Tout au long de sa carrière, Marie-Josée Ta Lou a ainsi connu plusieurs désillusions. Au départ, la jeune femme ne se prédestinait d’ailleurs pas à l’athlétisme. Elle préférait le football, mais son frère, craignant qu’elle devienne un garçon manqué, lui a conseillé le sprint sur le tard : "Un jour, je suis allée à une détection, pieds nus et sans entraînement. J’ai battu toutes les filles qui s’entraînaient depuis longtemps J’avais dû courir le 200 mètres en 26 secondes".

Son talent est vite repéré. En 2010, la Fédération ivoirienne d’athlétisme lui offre une bourse pour aller s’entraîner en Chine. Mais l’expérience n’est pas concluante. "C’était un peu difficile. Il fallait tâtonner entre les études et le sport", avait-elle expliqué sur le site de la télévision IvoirTV. Au bout de deux ans, elle est de retour sur le continent africain.

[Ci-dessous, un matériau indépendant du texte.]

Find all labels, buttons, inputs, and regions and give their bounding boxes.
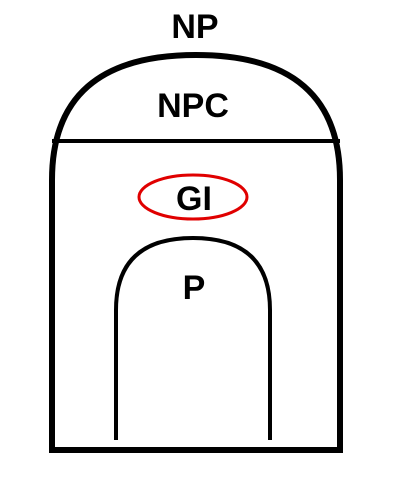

Depuis, la sprinteuse s’entraîne à Dakar, au Sénégal, aux côtés de son entraîneur ivoirien Anthony Koffy. Un choix qui s’est révélé payant. Depuis plusieurs mois, Marie-Josée Ta Lou fait jeu égal avec les plus grandes. En 2016, elle a notamment battu Shelly Ann Fraser-Price sur 100 m au meeting de Londres en descendant pour la première fois sous les 11 secondes et est devenue championne d’Afrique du 200 m à Durban, en Afrique du Sud.

Mais dans son esprit, une seule échéance compte vraiment, comme elle l’a écrit sur son site officiel : "Dans la vie de tout athlète de haut niveau mondial, la compétition la plus en vue et non des moindres, est et reste, jusqu’à preuve du contraire les Jeux olympiques".